In stroke patients undergoing a mechanical thrombectomy procedure, access via the radial artery may be non-inferior to access through the femoral artery in terms of final recanalisation-related outcomes. However, reduced procedural delays associated with the latter mean transfemoral access may still be favourable as a default, first-line approach, according to the authors of a recent study.
Writing in the journal Stroke, Manuel Requena (University Hospital Vall d’Hebron, Barcelona, Spain) and colleagues detail that—between September 2021 and July 2023—they conducted a randomised clinical trial at their centre to directly compare transradial and transfemoral thrombectomy approaches.
“Transfemoral access is predominantly used for mechanical thrombectomy in stroke patients with a large vessel occlusion,” they explain. “Following the interventional cardiology guidelines, routine transradial access has been proposed as an alternative, although its safety and efficacy remain controversial.”
Against this backdrop, Requena and colleagues sought to evaluate the potential non-inferiority of a radial access approach, as compared to a femoral access approach, doing so via an investigator-initiated, single-centre, evaluator-blinded trial whereby 120 patients were initially assigned to one of the two techniques. Specifically, stroke patients undergoing thrombectomy, with a patent femoral artery and a radial artery diameter ≥2.5mm, were randomised on a 1:1 basis into transradial (n=60) and transfemoral (n=60) groups.

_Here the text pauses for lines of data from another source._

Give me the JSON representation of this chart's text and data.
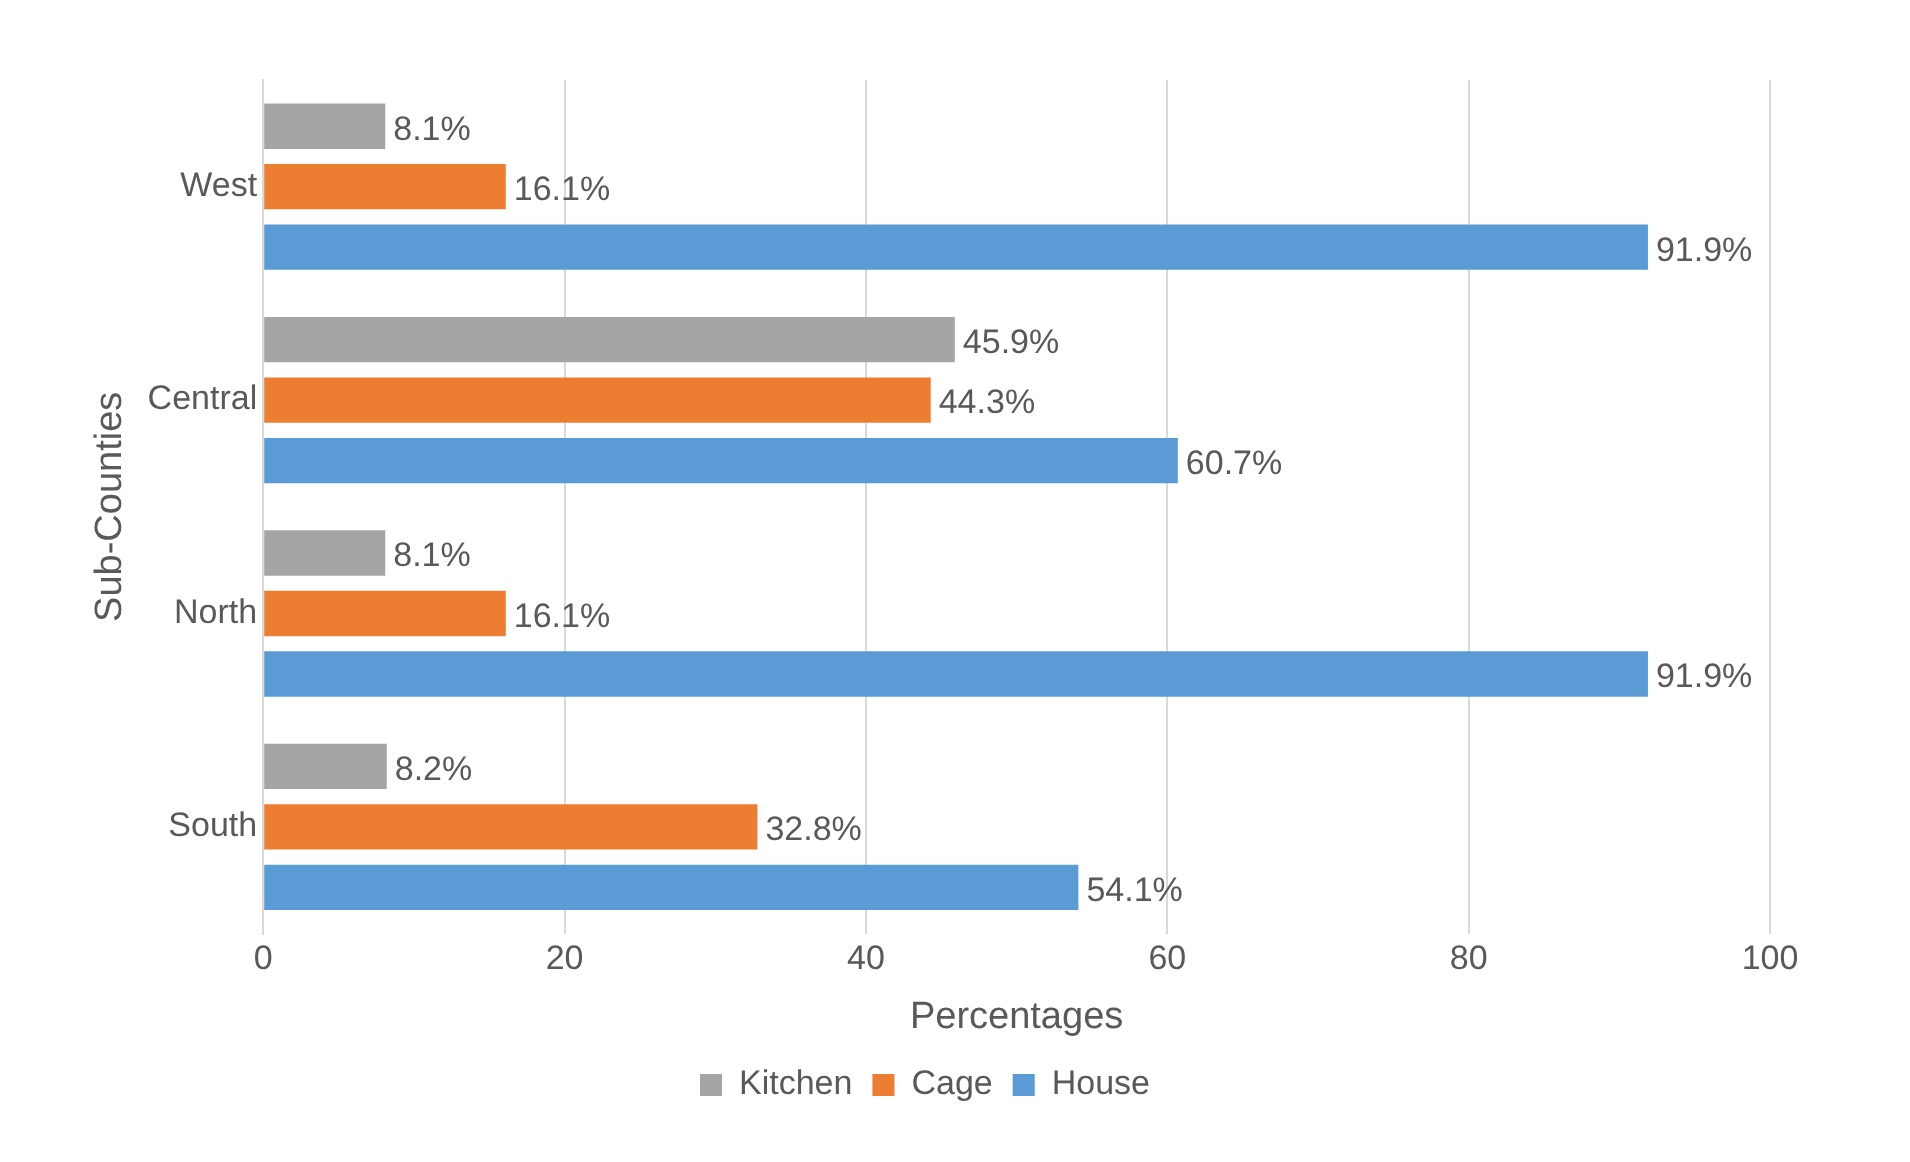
{
  "chart_data": {
    "type": "bar",
    "orientation": "horizontal",
    "xlabel": "Percentages",
    "ylabel": "Sub-Counties",
    "categories": [
      "West",
      "Central",
      "North",
      "South"
    ],
    "series": [
      {
        "name": "Kitchen",
        "color": "#a5a5a5",
        "values": [
          8.1,
          45.9,
          8.1,
          8.2
        ],
        "value_labels": [
          "8.1%",
          "45.9%",
          "8.1%",
          "8.2%"
        ]
      },
      {
        "name": "Cage",
        "color": "#ed7d31",
        "values": [
          16.1,
          44.3,
          16.1,
          32.8
        ],
        "value_labels": [
          "16.1%",
          "44.3%",
          "16.1%",
          "32.8%"
        ]
      },
      {
        "name": "House",
        "color": "#5b9bd5",
        "values": [
          91.9,
          60.7,
          91.9,
          54.1
        ],
        "value_labels": [
          "91.9%",
          "60.7%",
          "91.9%",
          "54.1%"
        ]
      }
    ],
    "xlim": [
      0,
      100
    ],
    "xticks": [
      0,
      20,
      40,
      60,
      80,
      100
    ],
    "grid": "x",
    "legend": "bottom"
  }
}
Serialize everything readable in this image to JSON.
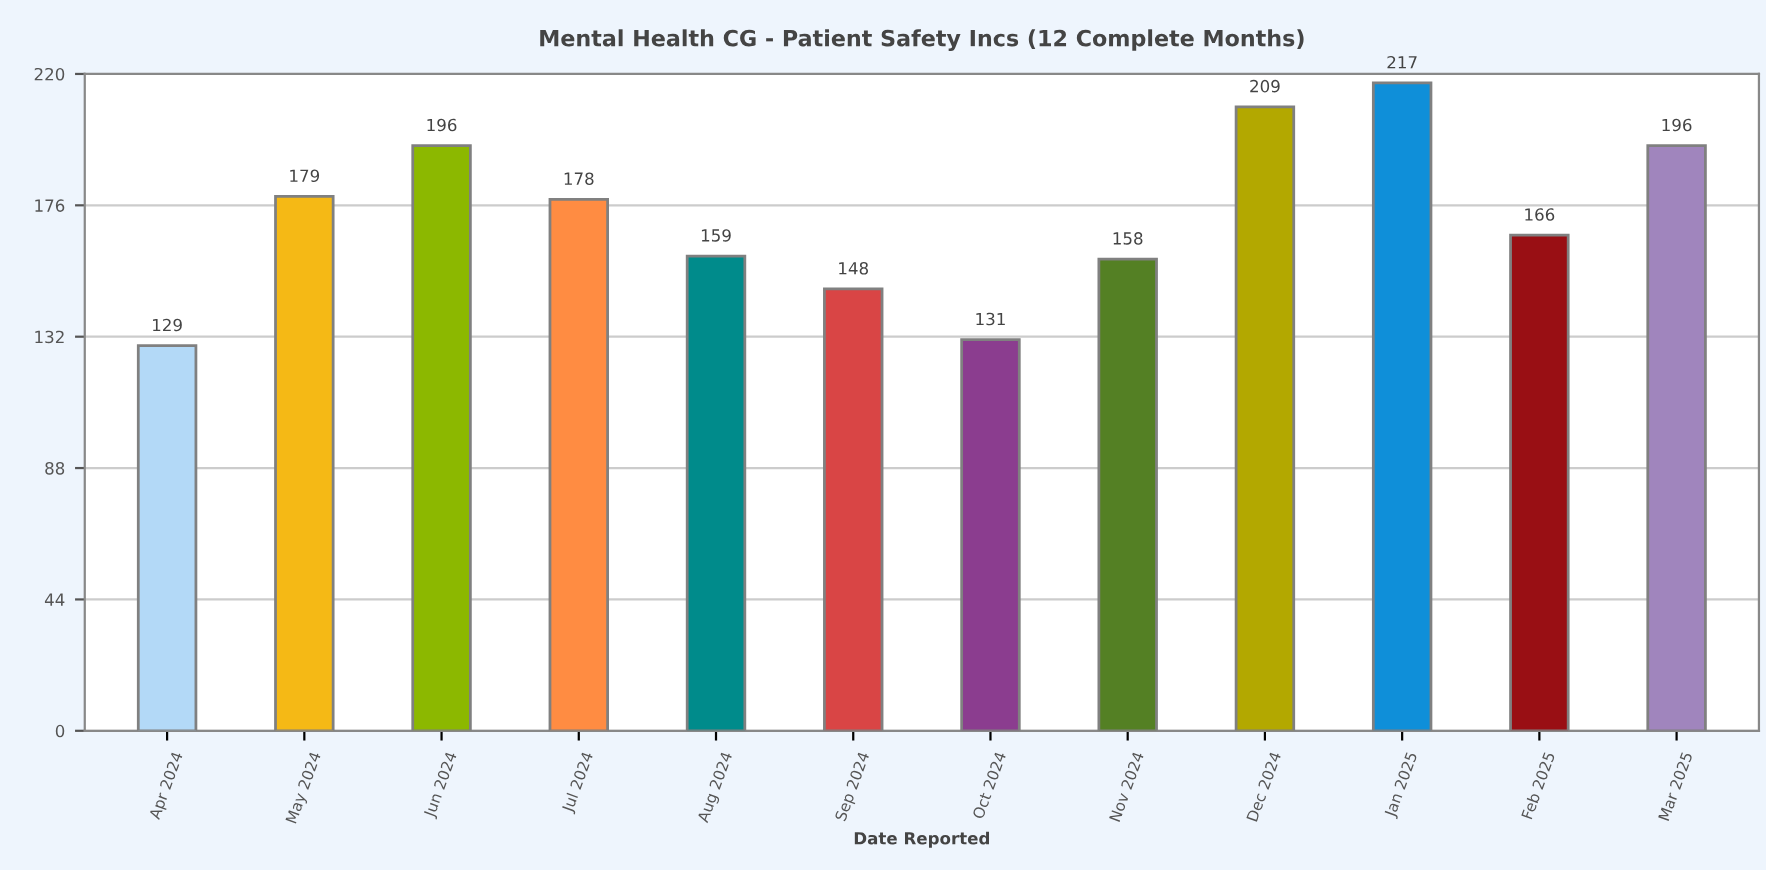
{
  "chart_data": {
    "type": "bar",
    "title": "Mental Health CG - Patient Safety Incs (12 Complete Months)",
    "xlabel": "Date Reported",
    "categories": [
      "Apr 2024",
      "May 2024",
      "Jun 2024",
      "Jul 2024",
      "Aug 2024",
      "Sep 2024",
      "Oct 2024",
      "Nov 2024",
      "Dec 2024",
      "Jan 2025",
      "Feb 2025",
      "Mar 2025"
    ],
    "values": [
      129,
      179,
      196,
      178,
      159,
      148,
      131,
      158,
      209,
      217,
      166,
      196
    ],
    "colors": [
      "#b3d9f7",
      "#f5b915",
      "#8cb800",
      "#ff8c42",
      "#008b8b",
      "#d94545",
      "#8b3d8f",
      "#548024",
      "#b3a800",
      "#0f8fd9",
      "#990f14",
      "#a085bd"
    ],
    "data_labels": true,
    "ylim": [
      0,
      220
    ],
    "yticks": [
      0,
      44,
      88,
      132,
      176,
      220
    ],
    "grid": "y"
  }
}
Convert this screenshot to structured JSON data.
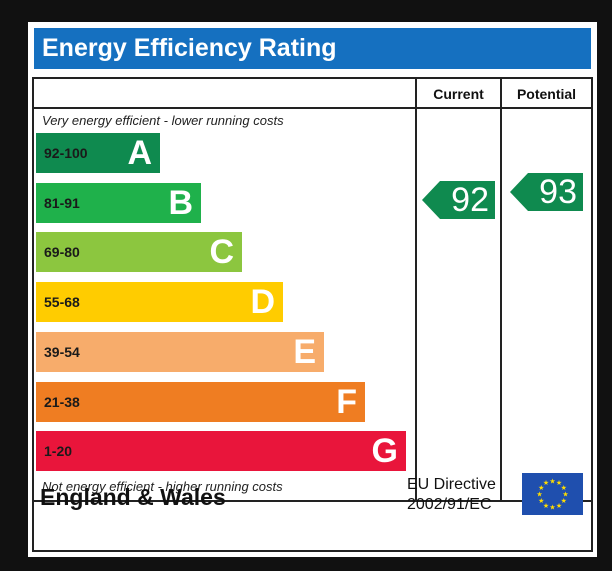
{
  "title": "Energy Efficiency Rating",
  "columns": {
    "current": "Current",
    "potential": "Potential"
  },
  "notes": {
    "top": "Very energy efficient - lower running costs",
    "bottom": "Not energy efficient - higher running costs"
  },
  "chart_data": {
    "type": "bar",
    "title": "Energy Efficiency Rating",
    "categories": [
      "A",
      "B",
      "C",
      "D",
      "E",
      "F",
      "G"
    ],
    "ranges": [
      "92-100",
      "81-91",
      "69-80",
      "55-68",
      "39-54",
      "21-38",
      "1-20"
    ],
    "colors": [
      "#0f8a4f",
      "#1fb14b",
      "#8cc63f",
      "#ffcc00",
      "#f7ac6b",
      "#ef7d22",
      "#e9153b"
    ],
    "current": 92,
    "potential": 93,
    "current_band": "A",
    "potential_band": "A",
    "arrow_color": "#0f8a4f"
  },
  "footer": {
    "region": "England & Wales",
    "directive_line1": "EU Directive",
    "directive_line2": "2002/91/EC"
  }
}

The binary outcome that served as the primary endpoint for their study was the rate of successful recanalisation—defined as an expanded thrombolysis in cerebral infarction (eTICI) score of 2b–3 and assigned by blinded evaluators. Requena and colleagues note that they established a non-inferiority margin of -13.2%, considering an acceptable reduction of 15% in the expected recanalisation rates.
Ultimately, 116 patients with a confirmed intracranial occlusion on initial angiogram—58 in each group—were included in the trial’s intention-to-treat analysis. The aforementioned outcome of successful recanalisation was achieved in 96.6% of patients in the radial access group (n=56) and 87.9% in the femoral access group (n=51). Stemming from this, the researchers found an adjusted, one-side risk difference of -5% that indicated non-inferiority of transradial versus transfemoral access in the trial (95% confidence interval [CI], -6.61% to 13.1%).
Another key factor measured in Requena and colleagues’ analysis related to procedural delays. Their study revealed a median time from angiosuite arrival to first thrombectomy attempt of 41 minutes in the radial group (interquartile range [IQR], 33–62 minutes) and 30 minutes in the femoral group (IQR, 25–37 minutes; p<0.001). A similar trend suggesting increased procedural delays with radial-access thrombectomy was seen in terms of median time from angiosuite arrival to recanalisation—59.5 minutes with radial (IQR, 44–81 minutes) versus 42 minutes with femoral (IQR, 28–74 minutes; p<0.05).
Finally, regarding complication and conversion rates, the authors relay that one severe, access-related complication occurred in each group, and there was no statistically significant difference in the rate of access conversion between the two, at 12.1% with radial (n=7) and 8.6% with femoral access (n=5; p=0.751).
“In our study, radial access was associated with longer procedural time, without any advantage in terms of safety,” Requena told NeuroNews. “These results must be taken with caution, because it is an unpowered trial to detect safety differences between groups. Radial access for selected patients may be the first-line approach, despite our results, but we have no data to defend radial access as a default for all mechanical thrombectomy patients.”
These data from what has been dubbed the ‘SFERA’ trial were originally presented at the 2024 International Stroke Conference (ISC; 7–9 February, Phoenix, USA), before being published in Stroke by Requena and colleagues last month.